Aseptic loosening is a major complication of joint replacement surgery, characterized by periprosthetic osteolysis and chronic inflammation at the bone‑implant interface. Cells release chemokines, cytokines and other pro‑inflammatory substances that perpetuate inflammation reactions, while other particle‑stimulated macrophages promote osteoclastic bone resorption and impair bone formation. The present study investigated integrin and inflammatory cytokine expression patterns in RAW 264.7 cells treated with titanium (Ti) particles to elucidate the role of integrins in Ti particle‑mediated inflammatory osteolysis. Assessment was performed by reverse transcription‑quantitative PCR, western blotting, confocal immunofluorescence, flow cytometry and enzyme‑linked immunosorbent assays. Cell migration was evaluated by wound healing assay. It was found that Ti particles significantly induced integrin expression in RAW 264.7 cells, including upregulation of integrins β2 (CD18), aL (CD11a), aM (CD11b) and aX (CD11c). Ti particles also enhanced the expression of Toll‑like receptors (TLRs; TLR1, TLR2, TLR3 and TLR4) and triggered the release of inflammatory cytokines such as tumor necrosis factor α, interleukin (IL)‑1β, IL‑8 and IL‑12. Proteomics showed higher expression and activity levels of TLR2 and TLR4, along with their downstream signaling adaptors myeloid differentiation primary response protein 88 (MyD88) and Mal/TIR‑domain‑containing adapter protein (TIRAP), following Ti treatment. Additionally, Ti treatment significantly enhanced the migration rate of RAW 264.7 cells. The present findings indicated that Ti particles regulate the inflammatory response of RAW 264.7 cells in an in vitro aseptic loosening model by activating the TLR/TIRAP/MyD88 signaling pathway.

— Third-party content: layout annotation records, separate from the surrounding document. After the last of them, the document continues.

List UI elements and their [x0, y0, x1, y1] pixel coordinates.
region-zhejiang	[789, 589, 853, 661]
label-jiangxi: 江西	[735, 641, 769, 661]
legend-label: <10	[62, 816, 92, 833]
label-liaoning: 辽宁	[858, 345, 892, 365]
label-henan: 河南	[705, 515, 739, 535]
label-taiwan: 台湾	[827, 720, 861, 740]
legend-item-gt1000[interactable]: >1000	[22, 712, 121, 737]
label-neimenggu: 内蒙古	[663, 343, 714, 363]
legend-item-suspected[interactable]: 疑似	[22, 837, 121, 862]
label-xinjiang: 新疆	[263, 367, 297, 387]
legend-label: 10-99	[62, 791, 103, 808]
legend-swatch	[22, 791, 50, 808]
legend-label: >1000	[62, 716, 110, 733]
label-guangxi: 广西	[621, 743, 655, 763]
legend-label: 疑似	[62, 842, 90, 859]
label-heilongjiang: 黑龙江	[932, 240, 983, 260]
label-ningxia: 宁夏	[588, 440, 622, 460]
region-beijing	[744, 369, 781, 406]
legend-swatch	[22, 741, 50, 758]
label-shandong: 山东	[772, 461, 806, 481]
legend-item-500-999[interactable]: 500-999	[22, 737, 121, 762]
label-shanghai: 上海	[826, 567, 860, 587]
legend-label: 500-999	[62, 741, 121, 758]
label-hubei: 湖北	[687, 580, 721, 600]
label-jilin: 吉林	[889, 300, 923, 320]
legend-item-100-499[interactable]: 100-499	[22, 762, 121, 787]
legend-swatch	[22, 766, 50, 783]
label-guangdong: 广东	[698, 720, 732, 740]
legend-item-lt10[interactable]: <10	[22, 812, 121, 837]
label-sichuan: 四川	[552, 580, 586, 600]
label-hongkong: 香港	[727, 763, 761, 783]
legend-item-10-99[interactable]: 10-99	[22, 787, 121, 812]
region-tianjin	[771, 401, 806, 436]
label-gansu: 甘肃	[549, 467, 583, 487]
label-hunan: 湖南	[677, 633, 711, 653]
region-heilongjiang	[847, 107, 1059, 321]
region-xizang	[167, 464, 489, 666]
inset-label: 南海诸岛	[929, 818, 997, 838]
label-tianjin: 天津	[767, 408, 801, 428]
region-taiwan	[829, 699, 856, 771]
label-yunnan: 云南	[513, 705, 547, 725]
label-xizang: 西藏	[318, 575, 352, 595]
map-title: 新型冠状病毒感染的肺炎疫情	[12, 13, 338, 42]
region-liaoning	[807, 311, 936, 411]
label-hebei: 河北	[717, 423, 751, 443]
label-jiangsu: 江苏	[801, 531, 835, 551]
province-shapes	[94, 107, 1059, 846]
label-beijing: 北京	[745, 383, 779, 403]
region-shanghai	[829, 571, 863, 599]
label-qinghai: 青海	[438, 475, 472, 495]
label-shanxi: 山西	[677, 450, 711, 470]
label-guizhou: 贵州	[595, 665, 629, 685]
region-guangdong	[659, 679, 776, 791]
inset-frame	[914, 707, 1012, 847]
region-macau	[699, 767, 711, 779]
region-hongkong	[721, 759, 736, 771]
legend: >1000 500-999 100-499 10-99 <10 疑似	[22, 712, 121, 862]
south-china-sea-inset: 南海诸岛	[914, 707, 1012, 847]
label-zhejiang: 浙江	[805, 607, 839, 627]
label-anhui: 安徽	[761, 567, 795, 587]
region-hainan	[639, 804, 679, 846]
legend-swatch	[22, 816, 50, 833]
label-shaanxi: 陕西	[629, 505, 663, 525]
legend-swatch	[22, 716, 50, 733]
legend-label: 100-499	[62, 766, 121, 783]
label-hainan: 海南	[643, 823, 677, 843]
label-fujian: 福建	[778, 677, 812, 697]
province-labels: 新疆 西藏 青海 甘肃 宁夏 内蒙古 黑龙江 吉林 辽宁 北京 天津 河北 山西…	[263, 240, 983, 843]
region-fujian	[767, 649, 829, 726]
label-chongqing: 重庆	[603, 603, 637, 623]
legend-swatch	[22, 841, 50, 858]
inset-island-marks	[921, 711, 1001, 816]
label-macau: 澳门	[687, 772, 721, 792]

Keywords: aseptic loosening; integrin β2; macrophages; myeloid differentiation primary response protein 88/Mal/TIR‑domain‑containing adapter protein; titanium.

Figure 1.

Effects of Ti particles on the viability of RAW 264.7 cells and expression heatmap of integrin genes and inflammatory cytokines. (A) RAW 264.7 cells co-cultured with 0.1 mg/ml Ti particles. (B and C) Heatmap of integrins and cytokines expression levels (red: high expression; green: low expression) (magnification, left: ×100; right: ×40). Ti, titanium; TIRAP, Mal/TIR-domain-containing adapter protein. (D) Viability of RAW 264.7 cells after co-culture with Ti particles.

Figure 2.

Western blotting and quantitative analysis of integrin levels and inflammation response proteins. (A) Western blot immunoblots results showing CD18, CD11a, CD11b, CD11c and MyD88 TIRAP. (B-D) Quantification of immunoblots using ImageJ software. *P<0.05. Ti, titanium; TIRAP, TIR-domain-containing adapter protein.

Figure 3.

Confocal immunofluorescence of integrins and inflammatory response proteins with/without Ti treatment. (A-C) Localization of CD18, CD11b and CD11a after Ti co-culture. (D and E) Confocal images of Myd88 and TIRAP localizations. Non-linear adjustments. (F) Statistical analysis was performed among multiple marks comparing fluorescence ratio. Green represents anti-IgA staining. Scale bar, 10 µm. *P<0.05. Ti, titanium; TIRAP, TIR-domain-containing adapter protein.

Figure 4.

Flow cytometry and wound healing assay results of RAW 264.7 cells. (A) Flow cytometric analysis of integrin surface protein expression (CD18, CD11a, CD11b and CD11c) after 72 h. (B and C) Migration assessment of RAW 264.7 cells using wound healing assay. Scale bar, 500 µm. *P<0.05. Ti, titanium.

Figure 5.

Time-dependent expression of CD18, CD11a, CD11b, CD11c, MyD88 and TIRAP in RAW 264.7 cells following Ti particle treatment using ELISA at (A) 6 h; (B) 24 h; (C) 48 h and (D) 72 h. Data are presented as the mean ± SD; *P<0.05 compared with control. Ti, titanium; TIRAP, TIR-domain-containing adapter protein.